Does God love people who will go to hell?
If so, how can they go to hell?
If God loves people who will go to hell the same way he loves me, how can his love for me be seen as special and comforting?

Once we try to answer these questions with the bumper sticker theology of "Smile, God loves you," we begin to see this doctrine as a difficult doctrine indeed.

Carson's handling of this topic is precise, direct, scholarly, and warm-hearted. First, he describes five senses in which Scripture speaks of God's love. Next, he addresses the definition of love as rooted in the character of God himself. The final two chapters address God's love in relation first to his sovereignty, and then in relation to his wrath.

THE UPS

First, Carson is gifted as a thinker, theologian, and writer. You'd be hard pressed to find a more gifted scholar in Christianity in our day. The warmth of his love for God is therefore powerful and penetrating.

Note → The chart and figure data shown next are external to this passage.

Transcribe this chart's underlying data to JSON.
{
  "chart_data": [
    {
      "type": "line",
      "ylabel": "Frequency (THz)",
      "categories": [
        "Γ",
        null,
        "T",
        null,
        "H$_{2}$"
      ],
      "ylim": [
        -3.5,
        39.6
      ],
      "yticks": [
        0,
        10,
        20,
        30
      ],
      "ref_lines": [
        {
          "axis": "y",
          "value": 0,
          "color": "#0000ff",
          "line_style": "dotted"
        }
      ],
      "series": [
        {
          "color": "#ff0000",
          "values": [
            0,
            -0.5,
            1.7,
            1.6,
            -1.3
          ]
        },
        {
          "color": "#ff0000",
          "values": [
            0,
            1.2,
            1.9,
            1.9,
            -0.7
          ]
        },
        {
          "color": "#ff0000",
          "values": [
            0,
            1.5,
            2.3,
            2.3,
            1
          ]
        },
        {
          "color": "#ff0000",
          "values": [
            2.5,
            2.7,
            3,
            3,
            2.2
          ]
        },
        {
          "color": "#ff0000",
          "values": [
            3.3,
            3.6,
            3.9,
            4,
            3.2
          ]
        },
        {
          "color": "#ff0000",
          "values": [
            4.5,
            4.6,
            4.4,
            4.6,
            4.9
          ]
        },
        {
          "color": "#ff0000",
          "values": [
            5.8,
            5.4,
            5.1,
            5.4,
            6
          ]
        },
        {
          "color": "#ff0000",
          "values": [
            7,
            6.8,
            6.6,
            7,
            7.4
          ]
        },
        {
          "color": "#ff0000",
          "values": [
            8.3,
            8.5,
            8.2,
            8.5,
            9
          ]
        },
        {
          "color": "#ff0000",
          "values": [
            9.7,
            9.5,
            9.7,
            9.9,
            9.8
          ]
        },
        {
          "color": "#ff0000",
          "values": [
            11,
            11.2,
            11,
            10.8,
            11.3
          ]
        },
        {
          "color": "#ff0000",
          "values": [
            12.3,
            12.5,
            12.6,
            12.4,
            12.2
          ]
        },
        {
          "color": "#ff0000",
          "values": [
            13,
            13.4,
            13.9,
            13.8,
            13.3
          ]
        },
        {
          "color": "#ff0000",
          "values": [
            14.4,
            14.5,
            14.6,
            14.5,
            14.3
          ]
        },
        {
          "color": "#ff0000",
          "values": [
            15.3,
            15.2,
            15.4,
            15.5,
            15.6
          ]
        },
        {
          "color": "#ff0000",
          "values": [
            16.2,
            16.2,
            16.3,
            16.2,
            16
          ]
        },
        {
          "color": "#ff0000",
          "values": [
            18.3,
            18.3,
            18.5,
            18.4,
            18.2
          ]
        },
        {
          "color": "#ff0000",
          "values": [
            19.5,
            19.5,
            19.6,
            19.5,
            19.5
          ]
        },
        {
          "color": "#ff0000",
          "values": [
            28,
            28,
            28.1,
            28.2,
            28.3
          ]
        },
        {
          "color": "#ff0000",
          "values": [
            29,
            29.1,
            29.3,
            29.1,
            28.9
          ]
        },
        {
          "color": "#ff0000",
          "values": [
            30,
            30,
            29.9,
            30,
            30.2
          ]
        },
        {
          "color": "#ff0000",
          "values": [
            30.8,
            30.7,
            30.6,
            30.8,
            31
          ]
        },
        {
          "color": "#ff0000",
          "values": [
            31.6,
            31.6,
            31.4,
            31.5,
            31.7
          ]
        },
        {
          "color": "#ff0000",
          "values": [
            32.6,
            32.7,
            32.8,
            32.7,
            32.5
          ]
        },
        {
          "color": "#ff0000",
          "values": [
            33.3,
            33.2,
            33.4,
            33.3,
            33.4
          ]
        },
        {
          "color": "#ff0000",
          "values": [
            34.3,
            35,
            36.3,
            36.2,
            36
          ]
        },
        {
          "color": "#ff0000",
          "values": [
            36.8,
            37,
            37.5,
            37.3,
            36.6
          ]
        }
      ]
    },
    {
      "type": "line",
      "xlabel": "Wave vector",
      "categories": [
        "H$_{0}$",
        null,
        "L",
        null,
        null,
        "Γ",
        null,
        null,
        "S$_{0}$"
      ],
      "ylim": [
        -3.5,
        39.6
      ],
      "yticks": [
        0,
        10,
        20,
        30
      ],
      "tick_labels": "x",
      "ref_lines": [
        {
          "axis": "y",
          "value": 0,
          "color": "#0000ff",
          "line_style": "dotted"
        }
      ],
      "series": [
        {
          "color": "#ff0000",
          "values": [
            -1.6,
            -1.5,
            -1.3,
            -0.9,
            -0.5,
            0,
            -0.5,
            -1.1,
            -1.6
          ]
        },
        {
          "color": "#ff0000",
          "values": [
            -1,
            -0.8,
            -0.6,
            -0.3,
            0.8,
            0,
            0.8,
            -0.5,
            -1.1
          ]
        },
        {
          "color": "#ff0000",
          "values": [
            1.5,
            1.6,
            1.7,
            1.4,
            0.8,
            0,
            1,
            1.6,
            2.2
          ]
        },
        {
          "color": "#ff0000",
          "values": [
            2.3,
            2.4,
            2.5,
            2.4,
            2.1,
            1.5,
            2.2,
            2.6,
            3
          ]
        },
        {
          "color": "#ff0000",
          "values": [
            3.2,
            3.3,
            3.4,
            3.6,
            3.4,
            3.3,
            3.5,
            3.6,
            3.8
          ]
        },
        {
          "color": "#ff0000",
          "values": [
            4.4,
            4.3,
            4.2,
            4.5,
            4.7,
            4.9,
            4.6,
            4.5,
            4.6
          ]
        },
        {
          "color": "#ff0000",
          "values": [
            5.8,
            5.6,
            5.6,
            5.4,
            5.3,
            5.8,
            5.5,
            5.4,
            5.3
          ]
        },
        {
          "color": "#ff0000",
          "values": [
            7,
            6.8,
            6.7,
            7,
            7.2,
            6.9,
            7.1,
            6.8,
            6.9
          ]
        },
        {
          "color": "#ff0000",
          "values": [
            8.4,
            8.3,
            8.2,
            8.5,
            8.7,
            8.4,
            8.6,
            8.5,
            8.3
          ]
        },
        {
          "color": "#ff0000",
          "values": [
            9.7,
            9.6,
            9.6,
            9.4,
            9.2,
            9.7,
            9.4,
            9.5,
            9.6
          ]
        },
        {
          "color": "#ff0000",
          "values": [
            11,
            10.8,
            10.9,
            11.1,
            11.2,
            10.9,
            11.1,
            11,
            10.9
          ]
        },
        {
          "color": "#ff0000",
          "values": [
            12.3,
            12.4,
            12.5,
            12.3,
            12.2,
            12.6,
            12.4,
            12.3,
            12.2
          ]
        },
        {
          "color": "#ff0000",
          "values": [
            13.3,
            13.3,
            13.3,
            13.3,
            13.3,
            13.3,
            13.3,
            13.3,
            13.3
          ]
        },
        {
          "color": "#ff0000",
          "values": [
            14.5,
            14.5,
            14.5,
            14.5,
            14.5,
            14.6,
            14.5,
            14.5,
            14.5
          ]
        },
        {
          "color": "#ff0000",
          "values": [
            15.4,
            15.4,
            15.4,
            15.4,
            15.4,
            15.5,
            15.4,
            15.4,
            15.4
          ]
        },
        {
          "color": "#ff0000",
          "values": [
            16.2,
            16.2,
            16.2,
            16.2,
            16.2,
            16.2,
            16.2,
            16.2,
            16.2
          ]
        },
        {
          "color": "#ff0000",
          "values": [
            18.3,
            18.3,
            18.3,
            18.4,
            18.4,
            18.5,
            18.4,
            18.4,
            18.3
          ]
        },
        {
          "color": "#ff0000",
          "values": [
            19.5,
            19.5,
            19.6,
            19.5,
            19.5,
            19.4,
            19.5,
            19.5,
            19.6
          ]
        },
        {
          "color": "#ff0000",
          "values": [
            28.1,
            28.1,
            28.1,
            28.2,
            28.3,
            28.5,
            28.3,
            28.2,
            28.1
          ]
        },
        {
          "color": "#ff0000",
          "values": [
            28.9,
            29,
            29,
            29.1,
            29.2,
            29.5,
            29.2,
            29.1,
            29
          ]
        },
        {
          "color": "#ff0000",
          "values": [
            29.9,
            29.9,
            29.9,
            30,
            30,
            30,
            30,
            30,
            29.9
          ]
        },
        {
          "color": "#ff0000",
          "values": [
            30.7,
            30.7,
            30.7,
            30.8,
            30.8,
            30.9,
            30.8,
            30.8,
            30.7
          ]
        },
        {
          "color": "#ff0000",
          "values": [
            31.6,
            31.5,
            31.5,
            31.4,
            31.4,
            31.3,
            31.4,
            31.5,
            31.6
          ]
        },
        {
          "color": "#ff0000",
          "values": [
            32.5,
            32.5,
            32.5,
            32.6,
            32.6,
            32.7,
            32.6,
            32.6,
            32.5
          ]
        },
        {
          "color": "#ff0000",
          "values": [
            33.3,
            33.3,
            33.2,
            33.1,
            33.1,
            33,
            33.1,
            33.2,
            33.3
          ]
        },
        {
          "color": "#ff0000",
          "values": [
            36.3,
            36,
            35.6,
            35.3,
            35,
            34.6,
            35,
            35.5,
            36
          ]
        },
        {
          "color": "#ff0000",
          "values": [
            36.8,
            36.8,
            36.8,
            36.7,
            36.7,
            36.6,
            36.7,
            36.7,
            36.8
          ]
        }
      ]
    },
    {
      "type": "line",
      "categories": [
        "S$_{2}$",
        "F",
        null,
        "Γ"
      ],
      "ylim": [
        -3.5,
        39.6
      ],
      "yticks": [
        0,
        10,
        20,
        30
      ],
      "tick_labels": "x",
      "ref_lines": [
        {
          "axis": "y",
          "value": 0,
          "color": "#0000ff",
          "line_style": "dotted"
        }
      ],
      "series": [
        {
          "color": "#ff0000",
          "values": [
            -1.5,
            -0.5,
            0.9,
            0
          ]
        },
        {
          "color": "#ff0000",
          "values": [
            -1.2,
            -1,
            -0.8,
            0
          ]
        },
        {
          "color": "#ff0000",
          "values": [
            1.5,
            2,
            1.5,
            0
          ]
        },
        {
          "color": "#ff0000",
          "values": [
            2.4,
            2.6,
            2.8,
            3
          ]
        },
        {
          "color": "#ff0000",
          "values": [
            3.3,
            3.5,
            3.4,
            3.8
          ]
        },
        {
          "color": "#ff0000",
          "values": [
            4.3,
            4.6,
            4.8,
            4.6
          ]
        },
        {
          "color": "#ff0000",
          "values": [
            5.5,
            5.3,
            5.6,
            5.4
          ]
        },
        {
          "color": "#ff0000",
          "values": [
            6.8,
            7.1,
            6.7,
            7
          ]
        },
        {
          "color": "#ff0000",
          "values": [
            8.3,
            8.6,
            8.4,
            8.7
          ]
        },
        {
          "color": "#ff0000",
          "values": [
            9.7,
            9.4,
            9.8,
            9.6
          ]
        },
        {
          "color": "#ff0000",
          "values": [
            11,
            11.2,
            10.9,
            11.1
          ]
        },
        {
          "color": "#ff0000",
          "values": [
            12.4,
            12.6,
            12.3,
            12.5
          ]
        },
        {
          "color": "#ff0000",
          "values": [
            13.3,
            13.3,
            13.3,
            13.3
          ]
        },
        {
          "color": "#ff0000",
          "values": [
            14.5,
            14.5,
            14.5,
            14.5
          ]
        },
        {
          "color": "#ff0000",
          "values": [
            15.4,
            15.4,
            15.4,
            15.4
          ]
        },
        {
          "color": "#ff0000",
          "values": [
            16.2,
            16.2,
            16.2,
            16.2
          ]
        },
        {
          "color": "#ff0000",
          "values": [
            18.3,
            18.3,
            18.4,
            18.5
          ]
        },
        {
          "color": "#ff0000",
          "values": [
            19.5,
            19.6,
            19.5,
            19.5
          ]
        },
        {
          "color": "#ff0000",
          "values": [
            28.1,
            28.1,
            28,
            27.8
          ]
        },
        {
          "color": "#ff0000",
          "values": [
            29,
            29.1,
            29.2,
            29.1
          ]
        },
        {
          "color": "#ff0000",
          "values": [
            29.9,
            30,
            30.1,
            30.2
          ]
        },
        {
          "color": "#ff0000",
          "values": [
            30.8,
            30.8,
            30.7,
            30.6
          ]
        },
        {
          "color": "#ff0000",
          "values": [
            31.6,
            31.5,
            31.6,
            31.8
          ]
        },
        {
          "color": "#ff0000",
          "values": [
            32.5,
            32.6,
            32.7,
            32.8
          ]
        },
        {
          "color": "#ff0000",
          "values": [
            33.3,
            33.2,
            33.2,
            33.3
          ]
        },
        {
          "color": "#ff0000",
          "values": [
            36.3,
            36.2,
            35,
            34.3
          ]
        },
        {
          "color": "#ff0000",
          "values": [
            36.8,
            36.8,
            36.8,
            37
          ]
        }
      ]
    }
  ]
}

I find reading him beneficial regardless of the topic simply as instruction in clear thinking, precise theology, calculated writing, and simple devotion to God.

Second, I was helped by Carson's handling of this very difficult subject. He does not shy away from the fact that God cannot possibly love the unbeliever in the same way he loves his own and still be God. Yet, he is unashamed to proclaim God's love to all people. This precision, yet balance, is much needed in our theological landscape in Australia.